I just needed to make one thing clear. "Just tell me one thing. Did he touch you anywhere he shouldn't have?" I asked, praying for the answer to be no because I don't know if I could handle yes. I can handle pretty much anything but if she said yes, I think it will do some unrepairable damage to me. And maybe the universe doesn't hate me so much because she shook her head into my chest and relief washed over me so hard I almost chocked on it.
I rubbed her back, giving her more time until I noticed Kirsan walking over and stopping behind her. He glanced between Lina in my chest and me with a slightly concerned expression written on his normally impassive face. "What do you want us to do?" he asked, his voice soft and gentle and I almost wanted to thank him, but I think he already knew that. Knew how to handle the situation, probably better then me.

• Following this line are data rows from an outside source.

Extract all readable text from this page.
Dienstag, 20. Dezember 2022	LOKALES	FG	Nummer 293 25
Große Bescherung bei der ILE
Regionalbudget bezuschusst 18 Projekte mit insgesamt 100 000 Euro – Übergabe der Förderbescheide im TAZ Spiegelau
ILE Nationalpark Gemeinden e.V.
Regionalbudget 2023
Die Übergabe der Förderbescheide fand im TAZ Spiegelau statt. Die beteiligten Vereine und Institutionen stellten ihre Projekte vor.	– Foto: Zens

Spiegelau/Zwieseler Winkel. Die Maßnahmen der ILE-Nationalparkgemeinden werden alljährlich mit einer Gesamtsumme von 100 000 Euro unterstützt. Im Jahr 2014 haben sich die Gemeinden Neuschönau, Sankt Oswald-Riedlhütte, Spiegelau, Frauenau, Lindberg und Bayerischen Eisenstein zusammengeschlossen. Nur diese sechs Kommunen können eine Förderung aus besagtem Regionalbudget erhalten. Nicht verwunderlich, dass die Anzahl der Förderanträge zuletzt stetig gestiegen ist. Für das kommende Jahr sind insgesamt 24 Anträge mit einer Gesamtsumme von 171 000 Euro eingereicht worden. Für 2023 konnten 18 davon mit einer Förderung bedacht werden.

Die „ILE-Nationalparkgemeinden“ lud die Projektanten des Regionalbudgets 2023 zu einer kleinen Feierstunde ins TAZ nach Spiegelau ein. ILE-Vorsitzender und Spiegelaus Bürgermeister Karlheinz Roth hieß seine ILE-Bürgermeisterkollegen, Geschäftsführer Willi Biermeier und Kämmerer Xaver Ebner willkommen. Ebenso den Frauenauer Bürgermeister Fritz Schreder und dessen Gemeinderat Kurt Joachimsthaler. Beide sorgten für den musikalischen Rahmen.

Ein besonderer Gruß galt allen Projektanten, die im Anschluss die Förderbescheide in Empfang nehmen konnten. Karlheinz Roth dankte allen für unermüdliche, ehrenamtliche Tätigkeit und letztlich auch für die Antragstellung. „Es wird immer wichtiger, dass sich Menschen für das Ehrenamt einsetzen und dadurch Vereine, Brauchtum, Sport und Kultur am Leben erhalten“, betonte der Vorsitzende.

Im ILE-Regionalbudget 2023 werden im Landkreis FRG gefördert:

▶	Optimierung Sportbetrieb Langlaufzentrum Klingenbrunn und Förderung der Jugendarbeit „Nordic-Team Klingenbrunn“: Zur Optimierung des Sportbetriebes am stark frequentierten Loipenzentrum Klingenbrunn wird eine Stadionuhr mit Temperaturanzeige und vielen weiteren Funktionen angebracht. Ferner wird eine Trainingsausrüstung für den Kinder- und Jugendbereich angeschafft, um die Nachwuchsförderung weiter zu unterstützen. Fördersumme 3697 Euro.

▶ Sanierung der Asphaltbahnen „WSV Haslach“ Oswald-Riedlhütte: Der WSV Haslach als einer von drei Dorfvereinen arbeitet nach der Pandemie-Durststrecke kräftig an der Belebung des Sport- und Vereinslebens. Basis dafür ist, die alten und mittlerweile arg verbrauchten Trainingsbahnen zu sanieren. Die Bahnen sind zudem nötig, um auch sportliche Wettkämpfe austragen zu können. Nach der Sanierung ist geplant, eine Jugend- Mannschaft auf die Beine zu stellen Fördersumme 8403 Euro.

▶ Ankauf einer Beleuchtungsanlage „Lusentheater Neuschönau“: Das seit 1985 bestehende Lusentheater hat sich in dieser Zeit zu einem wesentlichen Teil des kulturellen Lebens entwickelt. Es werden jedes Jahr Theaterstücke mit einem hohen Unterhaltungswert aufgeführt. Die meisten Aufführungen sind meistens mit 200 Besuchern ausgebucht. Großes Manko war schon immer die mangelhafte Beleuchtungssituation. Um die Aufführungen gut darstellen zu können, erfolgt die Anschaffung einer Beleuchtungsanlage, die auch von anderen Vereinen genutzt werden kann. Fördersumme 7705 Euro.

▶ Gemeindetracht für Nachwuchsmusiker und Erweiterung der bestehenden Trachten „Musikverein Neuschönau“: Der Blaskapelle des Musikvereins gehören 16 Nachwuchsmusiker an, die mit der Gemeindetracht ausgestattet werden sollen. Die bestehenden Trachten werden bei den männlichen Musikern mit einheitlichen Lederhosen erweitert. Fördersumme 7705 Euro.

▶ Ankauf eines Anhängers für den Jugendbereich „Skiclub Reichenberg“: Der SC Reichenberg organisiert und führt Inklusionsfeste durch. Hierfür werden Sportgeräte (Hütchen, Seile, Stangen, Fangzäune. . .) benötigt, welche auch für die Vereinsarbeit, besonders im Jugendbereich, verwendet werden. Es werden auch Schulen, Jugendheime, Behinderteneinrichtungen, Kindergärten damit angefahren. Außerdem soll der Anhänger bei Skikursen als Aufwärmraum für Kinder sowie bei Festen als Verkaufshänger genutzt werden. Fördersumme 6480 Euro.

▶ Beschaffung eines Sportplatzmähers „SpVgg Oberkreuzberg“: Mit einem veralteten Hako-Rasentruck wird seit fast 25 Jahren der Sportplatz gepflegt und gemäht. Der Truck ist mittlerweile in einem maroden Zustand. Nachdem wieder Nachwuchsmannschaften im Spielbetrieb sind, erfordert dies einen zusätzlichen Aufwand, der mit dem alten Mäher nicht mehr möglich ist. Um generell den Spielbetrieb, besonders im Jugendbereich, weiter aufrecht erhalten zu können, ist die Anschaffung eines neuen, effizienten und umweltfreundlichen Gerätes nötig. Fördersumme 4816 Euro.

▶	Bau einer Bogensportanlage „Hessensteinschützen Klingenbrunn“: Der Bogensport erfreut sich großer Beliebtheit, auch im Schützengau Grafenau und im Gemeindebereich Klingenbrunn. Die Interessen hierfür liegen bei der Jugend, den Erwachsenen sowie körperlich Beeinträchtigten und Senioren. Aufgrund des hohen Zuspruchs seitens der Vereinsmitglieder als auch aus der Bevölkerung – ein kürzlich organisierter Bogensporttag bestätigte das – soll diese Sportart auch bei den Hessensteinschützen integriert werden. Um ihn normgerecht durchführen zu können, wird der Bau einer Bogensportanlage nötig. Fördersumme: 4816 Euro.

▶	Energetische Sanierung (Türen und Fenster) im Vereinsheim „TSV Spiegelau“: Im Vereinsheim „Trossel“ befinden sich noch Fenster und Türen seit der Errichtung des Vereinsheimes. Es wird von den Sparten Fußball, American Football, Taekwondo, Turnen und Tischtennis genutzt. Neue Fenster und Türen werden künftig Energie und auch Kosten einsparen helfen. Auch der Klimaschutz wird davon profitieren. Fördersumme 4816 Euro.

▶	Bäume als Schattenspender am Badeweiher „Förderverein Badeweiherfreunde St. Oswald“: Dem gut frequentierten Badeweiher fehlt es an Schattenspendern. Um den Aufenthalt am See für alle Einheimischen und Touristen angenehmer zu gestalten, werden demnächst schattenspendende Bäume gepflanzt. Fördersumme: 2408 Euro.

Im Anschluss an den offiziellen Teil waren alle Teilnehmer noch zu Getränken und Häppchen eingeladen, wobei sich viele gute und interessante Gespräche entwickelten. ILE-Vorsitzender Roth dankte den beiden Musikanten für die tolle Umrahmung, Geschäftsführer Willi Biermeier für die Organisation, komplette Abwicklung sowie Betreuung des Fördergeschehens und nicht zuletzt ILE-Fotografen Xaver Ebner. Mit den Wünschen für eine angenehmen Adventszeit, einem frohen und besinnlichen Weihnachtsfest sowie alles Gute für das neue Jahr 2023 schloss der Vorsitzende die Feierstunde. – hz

Truth was, I wanted him to leave. I wanted all the noise to fade. I wanted this night to end differently. I wanted the girl in my chest to smile. I wanted to take her pain away. I wanted to kill the idiot behind me. I wanted a lot of things but instead I glanced down at Lina who was still shaking a little but finally calming down and I knew I needed to deal with the situation. "Amor..." I whispered and watched her tip her head up to look at me, panicking starting to coat her glossy eyes.
She shook her head just a little. "Please don't leave me. I'm sorry I dirtied your shirt, Ill clean it for you but please don't leave me alone here. I don't want to go back inside, there's to many people. Please Mateo, I'm sorry." She whispered, choking on a sob again.